Mabel Matiz konserinden sonra İKSV’nin 27. İstanbul Caz Festivali kapsamında Ortaköy Feriye’deki iki konserine gittim. 7 Eylül’de Make Mama Proud ve BaBa Zula’yı maalesef kaçırdım. Oysa ki cayır cayır rock yapan ve bunun hakkını çok iyi veren Make Mama Proud’u çok merak ediyordum. 8 Eylül’de Feriye’deki “Vitrin Geceleri” kapsamında Yasak Helva, Pitohui ve Ayyuka, ertesi gün ise (9 Eylül) yine aynı mekânda Guguou, Tuğçe Şenoğul ve Islandman konserlerine gittim.

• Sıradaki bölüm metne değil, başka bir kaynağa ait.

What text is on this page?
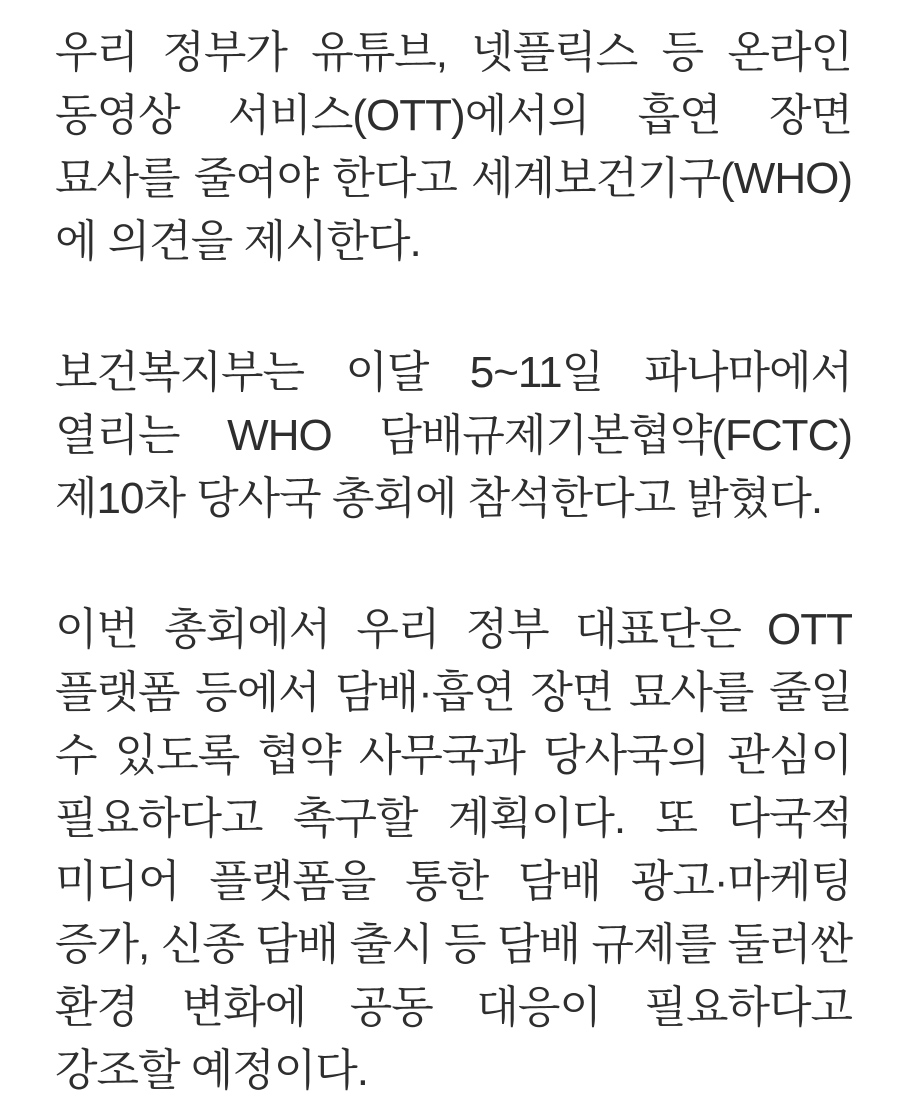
우리 정부가 유튜브, 넷플릭스 등 온라인 동영상 서비스(OTT)에서의 흡연 장면 묘사를 줄여야 한다고 세계보건기구(WHO)에 의견을 제시한다.

보건복지부는 이달 5~11일 파나마에서 열리는 WHO 담배규제기본협약(FCTC) 제10차 당사국 총회에 참석한다고 밝혔다.

이번 총회에서 우리 정부 대표단은 OTT 플랫폼 등에서 담배·흡연 장면 묘사를 줄일 수 있도록 협약 사무국과 당사국의 관심이 필요하다고 촉구할 계획이다. 또 다국적 미디어 플랫폼을 통한 담배 광고·마케팅 증가, 신종 담배 출시 등 담배 규제를 둘러싼 환경 변화에 공동 대응이 필요하다고 강조할 예정이다.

Öncelikle festival bu yıl çok zor bir işi başarmış, bu bir gerçek. Bir sürü yasağın etrafında, kurallara uyarak bir festival düzenlemek gerçekten zor iş. Festival Direktörü Harun İzer her konser öncesi genel uyarıları hatırlatmak için sahneye çıkıp anons yaptı. Ayakta maalesef konser izlenmiyor. Sahne önünde boşluk var. Seyirciler birbirinden çok ayrı bir şekilde oturarak izliyor konserleri. Sigara ve içki içmek sadece en arkadaki taşlık alanda serbest. Kısacası ön tarafta örneğin Ayyuka sahnedeyken hareket edilemedi. Ayyuka’da insan göbek atmak istiyor ama yapacak bir şey yok. Bu enerjisiz tutuk durum gittiğim tüm konserlerde vardı. Seyircinin bu halini geçirebilecek bir merhem yok şu anda. Sahneye çıkan tüm sanatçılar ‘duran’ kitleye alışmalı, kitle de her coşmak istediğinde bunca yasağın arasında sonunda müzik dinleyebildiği için sevinmeli. Elden bir şey gelmiyor.

Şu anda duran veya durdurulan tek sektör müzik. Daha önce de söylediğim gibi tıklım tıklım konserlere gidelim demiyorum ama dolmuşlar otobüslerde üst üste seyahat edenleri gördükçe “Müzikten ne istiyorsunuz” diye sormadan da edemiyorum.